Dura presa di posizione delle segreterie regionali di Fim, Uilm, Fismic e Uglm sullo sciopero proclamato in Fca dall’Usb in polemica con l’acquisto di Cristiano Ronaldo da parte della Juventus. “È incredibile che in una fase così delicata del gruppo Fca ma soprattutto per lo stabilimento di Melfi si proclami lo sciopero su di una vicenda che nulla ha a che fare con il lavoro e con i lavoratori. Mentre alcuni lavorano quotidianamente affinché si possano costruire le basi per il futuro industriale dello stabilimento di Melfi, alla luce del nuovo piano industriale annunciato dall’ad. Marchionne il 1° giugno 2018, altri – sedicenti sindacati – per mera pubblicità giocano sulla pelle e sul futuro dei lavoratori”.

“Purtroppo per loro, i lavoratori di Melfi, oltre ad aver dimostrato negli anni di essere persone serie, hanno quella maturità e quella responsabilità di affermare che il lavoro è davvero un bene comune, attraverso la non adesione a questo fantomatico sciopero, che lede l’immagine e risulta essere fuorviante rispetto alle problematiche vere – ovvero il lavoro – che da sempre rappresenta il fulcro e l’obiettivo nobile di ciascuna organizzazione sindacale”.

Sulla questione il Corriere della Sera oggi riporta alcune dichiarazioni del segretario della Fim lucana, Gerardo Evangelista, e del leader nazionale dei metalmeccanici della Cisl, Marco Bentivogli.
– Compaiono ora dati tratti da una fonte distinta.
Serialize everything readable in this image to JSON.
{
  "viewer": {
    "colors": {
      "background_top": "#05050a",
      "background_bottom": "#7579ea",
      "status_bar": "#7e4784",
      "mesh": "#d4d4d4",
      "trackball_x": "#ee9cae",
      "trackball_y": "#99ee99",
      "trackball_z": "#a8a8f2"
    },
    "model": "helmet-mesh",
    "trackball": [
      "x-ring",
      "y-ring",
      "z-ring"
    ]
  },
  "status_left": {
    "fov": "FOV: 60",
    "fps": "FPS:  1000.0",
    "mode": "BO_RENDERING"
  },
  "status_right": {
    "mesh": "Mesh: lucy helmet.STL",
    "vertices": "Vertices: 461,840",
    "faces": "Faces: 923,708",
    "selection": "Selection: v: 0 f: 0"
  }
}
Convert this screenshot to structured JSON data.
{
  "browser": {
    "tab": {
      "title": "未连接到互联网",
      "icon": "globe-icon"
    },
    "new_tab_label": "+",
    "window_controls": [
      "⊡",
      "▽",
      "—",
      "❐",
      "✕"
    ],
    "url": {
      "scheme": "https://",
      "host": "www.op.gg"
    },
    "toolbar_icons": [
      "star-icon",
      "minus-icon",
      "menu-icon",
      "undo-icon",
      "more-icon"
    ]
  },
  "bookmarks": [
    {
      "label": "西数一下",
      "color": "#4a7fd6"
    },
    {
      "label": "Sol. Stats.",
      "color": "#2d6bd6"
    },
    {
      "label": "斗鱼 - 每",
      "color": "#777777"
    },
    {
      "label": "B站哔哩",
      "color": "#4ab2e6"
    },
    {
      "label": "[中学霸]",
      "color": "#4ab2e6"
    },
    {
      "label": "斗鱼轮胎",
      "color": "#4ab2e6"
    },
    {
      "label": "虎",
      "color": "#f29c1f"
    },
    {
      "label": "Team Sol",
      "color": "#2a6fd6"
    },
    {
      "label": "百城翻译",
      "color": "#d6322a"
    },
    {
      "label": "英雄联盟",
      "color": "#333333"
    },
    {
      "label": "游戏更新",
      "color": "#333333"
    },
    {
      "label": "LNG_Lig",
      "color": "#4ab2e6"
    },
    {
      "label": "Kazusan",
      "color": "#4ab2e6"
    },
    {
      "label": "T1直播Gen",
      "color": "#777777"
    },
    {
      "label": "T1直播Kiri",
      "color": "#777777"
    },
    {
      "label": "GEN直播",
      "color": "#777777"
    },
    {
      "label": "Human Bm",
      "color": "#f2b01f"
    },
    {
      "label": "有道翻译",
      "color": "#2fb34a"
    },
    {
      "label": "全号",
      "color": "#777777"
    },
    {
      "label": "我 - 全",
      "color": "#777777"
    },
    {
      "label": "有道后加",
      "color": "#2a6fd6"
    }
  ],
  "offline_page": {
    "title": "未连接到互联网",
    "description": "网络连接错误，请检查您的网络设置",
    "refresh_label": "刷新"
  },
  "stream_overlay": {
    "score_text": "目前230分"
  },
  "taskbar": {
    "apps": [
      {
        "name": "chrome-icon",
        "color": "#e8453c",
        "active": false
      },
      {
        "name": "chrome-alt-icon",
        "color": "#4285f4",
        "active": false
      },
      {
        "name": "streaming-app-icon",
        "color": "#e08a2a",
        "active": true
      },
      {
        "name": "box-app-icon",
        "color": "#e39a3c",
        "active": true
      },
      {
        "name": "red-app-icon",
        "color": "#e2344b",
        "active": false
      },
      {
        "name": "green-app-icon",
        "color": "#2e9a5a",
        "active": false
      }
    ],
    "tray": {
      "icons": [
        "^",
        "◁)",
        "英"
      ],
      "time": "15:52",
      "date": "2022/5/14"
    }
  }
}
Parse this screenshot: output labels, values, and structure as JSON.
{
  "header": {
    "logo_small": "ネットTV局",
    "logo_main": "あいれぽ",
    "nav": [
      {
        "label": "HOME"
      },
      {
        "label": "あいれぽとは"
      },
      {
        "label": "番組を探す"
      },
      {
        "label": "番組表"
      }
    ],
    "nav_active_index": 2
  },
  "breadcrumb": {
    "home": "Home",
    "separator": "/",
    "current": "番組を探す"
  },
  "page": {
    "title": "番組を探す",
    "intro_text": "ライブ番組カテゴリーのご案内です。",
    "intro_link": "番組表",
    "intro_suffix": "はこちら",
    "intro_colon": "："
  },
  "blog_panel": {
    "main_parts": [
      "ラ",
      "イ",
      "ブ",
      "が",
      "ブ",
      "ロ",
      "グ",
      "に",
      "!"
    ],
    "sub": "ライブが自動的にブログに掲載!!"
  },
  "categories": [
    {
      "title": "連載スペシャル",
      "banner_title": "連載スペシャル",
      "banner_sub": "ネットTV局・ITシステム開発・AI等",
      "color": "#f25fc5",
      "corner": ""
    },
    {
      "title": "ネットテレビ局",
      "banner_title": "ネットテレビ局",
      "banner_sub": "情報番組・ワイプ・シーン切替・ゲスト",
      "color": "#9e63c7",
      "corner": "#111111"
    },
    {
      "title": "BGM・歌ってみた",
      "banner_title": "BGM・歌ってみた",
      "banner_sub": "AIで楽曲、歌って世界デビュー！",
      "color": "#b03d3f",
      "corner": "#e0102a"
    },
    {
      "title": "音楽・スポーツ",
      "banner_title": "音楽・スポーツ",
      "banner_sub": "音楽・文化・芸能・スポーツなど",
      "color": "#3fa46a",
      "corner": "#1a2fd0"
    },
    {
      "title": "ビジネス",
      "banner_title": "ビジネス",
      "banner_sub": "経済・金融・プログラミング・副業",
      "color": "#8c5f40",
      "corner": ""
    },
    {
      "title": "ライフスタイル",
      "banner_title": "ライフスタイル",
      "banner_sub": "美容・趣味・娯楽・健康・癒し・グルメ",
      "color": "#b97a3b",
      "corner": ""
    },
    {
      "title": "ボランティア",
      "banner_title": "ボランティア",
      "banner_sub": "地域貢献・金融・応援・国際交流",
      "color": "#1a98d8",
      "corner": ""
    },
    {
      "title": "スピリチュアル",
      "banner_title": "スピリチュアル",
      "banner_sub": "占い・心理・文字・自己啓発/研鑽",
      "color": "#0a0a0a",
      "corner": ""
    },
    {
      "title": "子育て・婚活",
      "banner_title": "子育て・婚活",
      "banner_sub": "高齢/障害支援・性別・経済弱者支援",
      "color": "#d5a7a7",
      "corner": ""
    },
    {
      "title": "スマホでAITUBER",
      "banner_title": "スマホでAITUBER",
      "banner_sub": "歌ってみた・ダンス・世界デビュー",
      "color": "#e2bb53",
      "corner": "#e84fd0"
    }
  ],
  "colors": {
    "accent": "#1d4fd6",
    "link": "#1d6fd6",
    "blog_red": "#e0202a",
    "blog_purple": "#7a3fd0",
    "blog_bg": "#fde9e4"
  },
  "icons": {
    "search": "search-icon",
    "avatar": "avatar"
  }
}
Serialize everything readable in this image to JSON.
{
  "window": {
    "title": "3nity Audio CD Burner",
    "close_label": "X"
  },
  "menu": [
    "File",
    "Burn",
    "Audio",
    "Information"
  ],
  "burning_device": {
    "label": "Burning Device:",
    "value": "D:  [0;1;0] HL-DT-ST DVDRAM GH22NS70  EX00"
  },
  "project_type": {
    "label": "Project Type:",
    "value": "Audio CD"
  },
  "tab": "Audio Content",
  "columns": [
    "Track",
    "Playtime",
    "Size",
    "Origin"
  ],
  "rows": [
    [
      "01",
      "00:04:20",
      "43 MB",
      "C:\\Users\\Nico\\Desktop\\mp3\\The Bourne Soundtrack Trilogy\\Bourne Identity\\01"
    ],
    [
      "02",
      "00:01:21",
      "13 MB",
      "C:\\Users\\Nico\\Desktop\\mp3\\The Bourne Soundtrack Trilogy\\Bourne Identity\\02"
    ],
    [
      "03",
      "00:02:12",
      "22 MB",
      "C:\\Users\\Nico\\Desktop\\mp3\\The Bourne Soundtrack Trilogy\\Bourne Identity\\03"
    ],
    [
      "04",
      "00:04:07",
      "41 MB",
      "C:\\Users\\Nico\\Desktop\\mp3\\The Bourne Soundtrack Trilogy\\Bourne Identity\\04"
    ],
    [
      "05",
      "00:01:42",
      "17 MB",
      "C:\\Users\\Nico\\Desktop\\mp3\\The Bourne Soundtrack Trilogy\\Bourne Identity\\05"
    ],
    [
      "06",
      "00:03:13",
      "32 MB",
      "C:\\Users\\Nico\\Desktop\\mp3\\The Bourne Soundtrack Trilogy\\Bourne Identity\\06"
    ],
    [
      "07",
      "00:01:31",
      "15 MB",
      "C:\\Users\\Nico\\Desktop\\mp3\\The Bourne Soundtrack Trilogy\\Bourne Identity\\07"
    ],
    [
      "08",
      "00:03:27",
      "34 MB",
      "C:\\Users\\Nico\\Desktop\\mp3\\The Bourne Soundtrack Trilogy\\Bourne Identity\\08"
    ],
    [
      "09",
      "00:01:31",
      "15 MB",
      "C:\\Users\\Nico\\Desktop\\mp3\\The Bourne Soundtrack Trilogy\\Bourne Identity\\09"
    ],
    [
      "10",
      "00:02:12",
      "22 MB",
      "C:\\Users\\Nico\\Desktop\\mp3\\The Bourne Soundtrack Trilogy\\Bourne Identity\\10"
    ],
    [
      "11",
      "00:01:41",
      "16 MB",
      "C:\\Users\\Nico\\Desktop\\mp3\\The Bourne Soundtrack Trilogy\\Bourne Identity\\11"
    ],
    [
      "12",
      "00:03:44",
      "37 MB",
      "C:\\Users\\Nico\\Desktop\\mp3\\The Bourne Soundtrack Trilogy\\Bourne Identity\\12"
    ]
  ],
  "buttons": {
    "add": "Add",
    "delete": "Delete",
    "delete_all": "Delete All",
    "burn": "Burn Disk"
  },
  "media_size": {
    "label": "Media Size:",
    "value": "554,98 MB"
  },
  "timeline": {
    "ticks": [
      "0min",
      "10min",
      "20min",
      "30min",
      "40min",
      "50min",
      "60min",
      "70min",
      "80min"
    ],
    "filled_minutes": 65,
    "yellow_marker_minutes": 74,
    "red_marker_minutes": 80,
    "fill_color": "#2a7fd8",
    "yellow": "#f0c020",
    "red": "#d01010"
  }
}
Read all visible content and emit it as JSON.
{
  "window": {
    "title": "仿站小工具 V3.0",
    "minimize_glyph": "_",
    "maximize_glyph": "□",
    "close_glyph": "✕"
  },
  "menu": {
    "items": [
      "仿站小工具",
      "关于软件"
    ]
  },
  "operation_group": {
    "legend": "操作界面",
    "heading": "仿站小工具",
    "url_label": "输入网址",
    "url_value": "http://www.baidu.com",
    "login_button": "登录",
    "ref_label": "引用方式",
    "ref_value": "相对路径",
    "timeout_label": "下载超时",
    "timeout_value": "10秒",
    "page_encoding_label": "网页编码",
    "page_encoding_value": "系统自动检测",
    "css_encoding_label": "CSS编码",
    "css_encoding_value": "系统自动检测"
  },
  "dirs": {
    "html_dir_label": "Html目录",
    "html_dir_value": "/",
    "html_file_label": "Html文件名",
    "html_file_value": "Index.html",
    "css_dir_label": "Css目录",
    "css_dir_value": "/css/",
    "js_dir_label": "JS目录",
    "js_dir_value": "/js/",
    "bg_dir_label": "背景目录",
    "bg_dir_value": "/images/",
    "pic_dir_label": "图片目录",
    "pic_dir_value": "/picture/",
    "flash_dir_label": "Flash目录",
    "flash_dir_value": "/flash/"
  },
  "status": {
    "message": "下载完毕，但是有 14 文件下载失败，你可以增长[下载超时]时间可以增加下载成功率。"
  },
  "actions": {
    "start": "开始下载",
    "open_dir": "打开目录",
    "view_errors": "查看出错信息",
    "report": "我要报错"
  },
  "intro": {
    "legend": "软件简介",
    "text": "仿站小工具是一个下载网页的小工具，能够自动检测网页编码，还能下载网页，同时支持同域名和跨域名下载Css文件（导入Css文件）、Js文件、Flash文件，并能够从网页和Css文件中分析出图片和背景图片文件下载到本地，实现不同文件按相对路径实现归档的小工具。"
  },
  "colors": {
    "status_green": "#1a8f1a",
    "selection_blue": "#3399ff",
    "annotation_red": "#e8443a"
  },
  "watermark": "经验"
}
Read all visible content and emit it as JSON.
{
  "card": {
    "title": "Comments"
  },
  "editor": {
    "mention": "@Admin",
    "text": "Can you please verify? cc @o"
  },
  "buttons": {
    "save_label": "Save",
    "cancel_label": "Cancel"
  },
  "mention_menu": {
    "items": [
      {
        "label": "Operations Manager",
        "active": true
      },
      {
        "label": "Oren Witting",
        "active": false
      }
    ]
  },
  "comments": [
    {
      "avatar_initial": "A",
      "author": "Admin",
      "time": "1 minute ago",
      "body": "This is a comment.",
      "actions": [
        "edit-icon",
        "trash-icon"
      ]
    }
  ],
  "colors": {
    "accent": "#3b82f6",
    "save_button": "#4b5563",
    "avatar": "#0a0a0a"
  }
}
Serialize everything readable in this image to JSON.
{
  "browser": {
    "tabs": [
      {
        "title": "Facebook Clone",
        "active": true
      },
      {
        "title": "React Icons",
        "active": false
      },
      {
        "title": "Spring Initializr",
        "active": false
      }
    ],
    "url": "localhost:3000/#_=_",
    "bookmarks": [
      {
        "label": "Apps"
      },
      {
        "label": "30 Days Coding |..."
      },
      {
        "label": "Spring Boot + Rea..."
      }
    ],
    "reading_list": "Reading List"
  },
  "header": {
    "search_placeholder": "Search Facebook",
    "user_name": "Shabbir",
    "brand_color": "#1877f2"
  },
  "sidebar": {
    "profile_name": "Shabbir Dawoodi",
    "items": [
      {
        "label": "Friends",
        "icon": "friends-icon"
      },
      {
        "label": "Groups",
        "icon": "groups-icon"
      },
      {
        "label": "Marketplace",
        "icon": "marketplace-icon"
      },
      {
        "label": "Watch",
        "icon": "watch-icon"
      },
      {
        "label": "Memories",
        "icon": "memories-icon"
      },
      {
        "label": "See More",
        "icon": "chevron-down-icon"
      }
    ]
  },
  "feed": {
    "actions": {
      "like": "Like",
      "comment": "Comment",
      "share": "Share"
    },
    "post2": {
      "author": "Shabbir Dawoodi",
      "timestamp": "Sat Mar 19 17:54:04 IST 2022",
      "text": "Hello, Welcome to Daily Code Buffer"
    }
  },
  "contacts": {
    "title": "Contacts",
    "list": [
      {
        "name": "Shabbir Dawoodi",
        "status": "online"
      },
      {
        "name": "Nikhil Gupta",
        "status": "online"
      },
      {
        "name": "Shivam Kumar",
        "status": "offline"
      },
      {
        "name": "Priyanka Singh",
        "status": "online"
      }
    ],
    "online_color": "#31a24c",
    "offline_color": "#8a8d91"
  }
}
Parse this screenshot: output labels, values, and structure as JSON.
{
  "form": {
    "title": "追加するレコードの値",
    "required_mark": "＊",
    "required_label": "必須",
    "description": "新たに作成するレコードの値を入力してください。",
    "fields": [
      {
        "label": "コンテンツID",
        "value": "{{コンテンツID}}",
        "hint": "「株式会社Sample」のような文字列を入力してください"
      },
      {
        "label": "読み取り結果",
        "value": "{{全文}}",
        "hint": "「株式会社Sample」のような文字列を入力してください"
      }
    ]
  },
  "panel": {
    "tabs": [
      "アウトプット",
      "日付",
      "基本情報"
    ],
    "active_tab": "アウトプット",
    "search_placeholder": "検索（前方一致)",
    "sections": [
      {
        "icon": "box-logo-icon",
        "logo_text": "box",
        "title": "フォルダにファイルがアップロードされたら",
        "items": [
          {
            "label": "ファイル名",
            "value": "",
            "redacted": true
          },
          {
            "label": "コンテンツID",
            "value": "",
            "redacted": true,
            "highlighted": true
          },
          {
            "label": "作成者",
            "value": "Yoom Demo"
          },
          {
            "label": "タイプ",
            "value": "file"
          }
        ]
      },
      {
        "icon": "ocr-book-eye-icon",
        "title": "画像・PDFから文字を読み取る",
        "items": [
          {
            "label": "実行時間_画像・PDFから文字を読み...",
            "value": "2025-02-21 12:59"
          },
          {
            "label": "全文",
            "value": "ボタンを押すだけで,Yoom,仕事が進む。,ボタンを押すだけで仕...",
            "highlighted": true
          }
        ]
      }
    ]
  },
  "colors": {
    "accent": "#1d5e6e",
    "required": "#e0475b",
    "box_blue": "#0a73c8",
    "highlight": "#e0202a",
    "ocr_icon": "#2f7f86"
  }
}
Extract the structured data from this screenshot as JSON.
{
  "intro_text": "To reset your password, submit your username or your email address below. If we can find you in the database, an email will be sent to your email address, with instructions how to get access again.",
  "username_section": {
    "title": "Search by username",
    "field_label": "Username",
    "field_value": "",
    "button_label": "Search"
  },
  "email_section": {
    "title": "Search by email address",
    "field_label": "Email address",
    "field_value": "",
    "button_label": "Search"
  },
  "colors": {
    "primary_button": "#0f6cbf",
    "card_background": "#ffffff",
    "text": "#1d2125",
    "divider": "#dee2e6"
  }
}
Intervistato dal giornalista Roberto Di Vico, Evangelista sottolinea che “nell’epoca dei social ognuno può inventarsi la sua, compreso lo sciopero indetto da una sigla totalmente ininfluente in fabbrica e che spera in questo modo di avere maggiore visibilità. Ma è un modo di fare sindacato ai limiti del cinismo e non ha nessun collegamento con i problemi reali della fabbrica”. E sul nuovo piano industriale ribadisce: “Melfi è stato sempre un laboratorio di cultura industriale e la scelta dell’ibrido sarebbe perfetta”.

“Sullo sciopero di Melfi ha ragione Evangelista”, aggiunge Bentivogli, ma sottolineando che “i compensi dello sport, dei manager e delle star dello spettacolo hanno fatto saltare ogni correlazione morale con il salario dei lavoratori. Lo stipendio di Ronaldo, lo dico da juventino, è solo uno dei tanti e questa montagna di denaro non ha nulla di dignitoso”.